Titanium dioxide is well known for use as a pigment and white opacifying agent. For example, titanium dioxide pigments are used in connection with coating formulations including paint and ink formulations, paper compositions, polymer compositions and other products. Titanium dioxide pigments are typically produced in powder form by either the sulfate process or the chloride process.
In the sulfate process for producing titanium dioxide, a titanium slag ore is dissolved in sulfuric acid to form titanyl sulfate. The titanyl sulfate is then hydrolyzed to form hydrous titanium dioxide. The hydrated titanium dioxide is heated in a calciner to grow titanium dioxide crystals to pigmentary dimensions.
In the chloride process for producing titanium dioxide, a dry titanium dioxide ore is fed into a chlorinator together with coke and chlorine to produce a gaseous titanium halide such as titanium tetrachloride. The produced titanium halide is purified and oxidized in a specially designed reactor at a high temperature to produce titanium dioxide particles having a desired particle size. Aluminum chloride is typically added to the titanium halide in the oxidation reactor to facilitate rutile formation and control particle size. The titanium dioxide and gaseous reaction products are then cooled and the titanium dioxide particles are recovered.

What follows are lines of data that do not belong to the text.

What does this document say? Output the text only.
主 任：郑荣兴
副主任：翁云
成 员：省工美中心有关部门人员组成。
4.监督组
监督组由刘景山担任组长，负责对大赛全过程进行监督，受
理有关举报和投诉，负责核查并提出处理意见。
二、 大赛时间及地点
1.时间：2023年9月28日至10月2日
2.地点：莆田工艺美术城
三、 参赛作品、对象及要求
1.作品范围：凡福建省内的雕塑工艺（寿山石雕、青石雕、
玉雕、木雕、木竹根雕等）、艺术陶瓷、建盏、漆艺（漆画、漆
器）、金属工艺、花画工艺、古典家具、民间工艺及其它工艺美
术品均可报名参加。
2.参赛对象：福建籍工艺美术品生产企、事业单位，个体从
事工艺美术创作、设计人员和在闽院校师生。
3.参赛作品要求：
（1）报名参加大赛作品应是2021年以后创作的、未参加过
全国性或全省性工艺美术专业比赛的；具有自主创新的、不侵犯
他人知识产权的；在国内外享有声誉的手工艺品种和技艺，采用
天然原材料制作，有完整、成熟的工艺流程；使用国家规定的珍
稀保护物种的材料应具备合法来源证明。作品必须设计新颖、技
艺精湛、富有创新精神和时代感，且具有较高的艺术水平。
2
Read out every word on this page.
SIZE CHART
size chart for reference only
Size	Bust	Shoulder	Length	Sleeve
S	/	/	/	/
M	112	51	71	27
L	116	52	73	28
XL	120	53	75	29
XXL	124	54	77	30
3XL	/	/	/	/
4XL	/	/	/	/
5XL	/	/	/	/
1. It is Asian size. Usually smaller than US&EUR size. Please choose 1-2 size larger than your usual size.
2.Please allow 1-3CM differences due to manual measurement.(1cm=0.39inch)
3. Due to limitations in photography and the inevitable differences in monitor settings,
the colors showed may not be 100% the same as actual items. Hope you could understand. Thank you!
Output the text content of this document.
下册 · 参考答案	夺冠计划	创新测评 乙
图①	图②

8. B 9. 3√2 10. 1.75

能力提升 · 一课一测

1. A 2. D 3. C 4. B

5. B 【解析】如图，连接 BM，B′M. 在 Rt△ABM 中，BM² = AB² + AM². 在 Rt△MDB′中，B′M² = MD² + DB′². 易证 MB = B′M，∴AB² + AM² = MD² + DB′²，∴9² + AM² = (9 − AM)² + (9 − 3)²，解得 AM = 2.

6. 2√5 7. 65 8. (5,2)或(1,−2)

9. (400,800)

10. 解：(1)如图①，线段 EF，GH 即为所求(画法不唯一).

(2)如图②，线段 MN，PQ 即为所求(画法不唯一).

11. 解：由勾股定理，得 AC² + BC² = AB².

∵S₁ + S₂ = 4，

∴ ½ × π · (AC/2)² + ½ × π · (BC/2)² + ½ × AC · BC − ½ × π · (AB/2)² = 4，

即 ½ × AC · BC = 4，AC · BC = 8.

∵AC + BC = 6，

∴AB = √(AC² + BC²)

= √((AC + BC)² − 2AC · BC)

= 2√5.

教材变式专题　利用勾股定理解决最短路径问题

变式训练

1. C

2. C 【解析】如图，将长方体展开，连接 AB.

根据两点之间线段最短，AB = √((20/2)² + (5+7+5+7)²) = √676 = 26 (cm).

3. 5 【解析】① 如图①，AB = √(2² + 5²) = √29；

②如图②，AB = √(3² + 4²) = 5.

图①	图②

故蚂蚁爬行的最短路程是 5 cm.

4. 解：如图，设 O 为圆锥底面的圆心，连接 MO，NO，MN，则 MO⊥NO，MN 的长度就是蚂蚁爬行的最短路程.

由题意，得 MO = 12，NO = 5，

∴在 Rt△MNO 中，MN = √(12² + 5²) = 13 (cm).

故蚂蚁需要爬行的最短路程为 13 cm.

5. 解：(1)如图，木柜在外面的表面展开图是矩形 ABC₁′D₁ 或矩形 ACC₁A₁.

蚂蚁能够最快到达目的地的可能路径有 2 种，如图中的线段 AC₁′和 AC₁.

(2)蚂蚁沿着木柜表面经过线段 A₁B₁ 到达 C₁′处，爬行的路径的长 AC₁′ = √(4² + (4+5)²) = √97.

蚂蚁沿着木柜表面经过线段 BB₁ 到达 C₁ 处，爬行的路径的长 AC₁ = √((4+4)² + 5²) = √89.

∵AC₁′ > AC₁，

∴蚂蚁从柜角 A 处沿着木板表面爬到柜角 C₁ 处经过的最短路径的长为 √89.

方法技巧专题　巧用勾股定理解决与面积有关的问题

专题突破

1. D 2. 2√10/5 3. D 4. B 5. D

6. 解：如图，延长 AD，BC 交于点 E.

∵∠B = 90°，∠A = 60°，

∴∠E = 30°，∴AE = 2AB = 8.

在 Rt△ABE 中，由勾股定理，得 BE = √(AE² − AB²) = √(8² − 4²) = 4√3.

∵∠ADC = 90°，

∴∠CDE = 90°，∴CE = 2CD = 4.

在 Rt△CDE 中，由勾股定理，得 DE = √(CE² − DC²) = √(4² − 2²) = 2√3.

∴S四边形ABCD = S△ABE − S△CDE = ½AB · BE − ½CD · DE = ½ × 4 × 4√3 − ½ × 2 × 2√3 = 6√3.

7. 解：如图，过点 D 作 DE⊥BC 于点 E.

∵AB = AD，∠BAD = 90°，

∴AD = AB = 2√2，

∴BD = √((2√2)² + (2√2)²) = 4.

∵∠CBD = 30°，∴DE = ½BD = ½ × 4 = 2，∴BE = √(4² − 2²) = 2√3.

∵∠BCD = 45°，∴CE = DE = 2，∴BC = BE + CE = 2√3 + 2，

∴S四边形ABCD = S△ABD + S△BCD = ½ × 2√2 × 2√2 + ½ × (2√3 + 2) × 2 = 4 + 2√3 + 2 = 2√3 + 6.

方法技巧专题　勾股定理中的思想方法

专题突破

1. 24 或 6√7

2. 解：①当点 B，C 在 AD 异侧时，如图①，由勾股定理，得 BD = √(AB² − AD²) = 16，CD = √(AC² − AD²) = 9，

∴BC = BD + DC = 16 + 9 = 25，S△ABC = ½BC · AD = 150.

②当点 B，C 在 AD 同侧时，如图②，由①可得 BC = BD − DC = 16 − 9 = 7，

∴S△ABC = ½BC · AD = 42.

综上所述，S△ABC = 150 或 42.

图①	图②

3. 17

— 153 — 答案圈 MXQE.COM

Whether produced by the sulfate process or the chloride process, the produced titanium dioxide particles are typically coated with one or more hydrous metal oxide inorganic materials to modify the properties and characteristics of the pigment for particular applications. For example, the pigment particles are often coated with compounds that improve the opacity, light stability and durability of the pigment. Examples of hydrous metal oxide inorganic materials used to coat titanium dioxide pigments are alumina and silica.
A primary property that a titanium dioxide pigment contributes to paint, paper, plastic and other products is hiding power. The hiding power of a titanium dioxide pigment is based on the ability of the pigment to scatter light in the base product (for example, a paint formulation) to which it is added. The ability of a titanium dioxide pigment to scatter light in the base product to which it is added (the “light scattering efficiency”) depends on various factors, including the particle size of the pigment and the difference in refractive index of the pigment particles and their surroundings. A large difference in the refractive index of the pigment particles and the base product results in high scattering efficiency. The light scattering efficiency of the pigment further depends, for example, on the proximity of the pigment particles to one another. These factors have been addressed in various ways with varying degrees of success.
A problem associated with the use of titanium dioxide in aqueous based coating formulations such as paint and ink formulations is the tendency of the titanium dioxide particles to agglomerate in the coating formulations. Agglomeration of the titanium dioxide particles in an aqueous based coating formulation can adversely impact desirable properties of the pigment including the opacity, brightness, tint strength and other optical properties of the pigment.
For example, problematic pigment agglomeration in aqueous based coating formulations often occurs while the paint film dries after the paint film has been applied to a substrate (for example, a wall). Sometimes referred to as optical crowding, this phenomenon can decrease the light scattering efficiency of the pigment particles. Consequently, the tint strength of the pigment can be diminished.
Agglomeration of pigment particles in an aqueous media is increased when the pigment is utilized in a coating formulation at a relatively high pigment volume concentration. When the volume concentration of the pigment in the coating formulation increases to a certain level, the light scattering efficiency of the pigment can substantially decrease. At high volume concentrations, the pigment particles are closer to one another, resulting in an overlap of the respective light scattering cross-sections of the particles. As a result, the light scattering efficiency of the dispersed pigment is decreased. Additionally, the optical crowding effect can also decrease the light stability, brightness and opacity of the pigment.
Various techniques have been used to diminish optical crowding and address the other problems noted above. For example, fillers and extenders such as clay, calcium carbonate, alumina and silica have been added to aqueous based coating formulations to space adjacent pigment particles apart from one another. Hollow sphere, opaque polymers have been added to aqueous based coating formulations to create air voids in the formulations that function to space the pigment particles apart. Also, pigment particles have been coated with certain inorganic compounds that modify the surface properties of the particles to discourage the particles from agglomerating. Although such techniques have been utilized with varying degrees of success, room for improvement remains.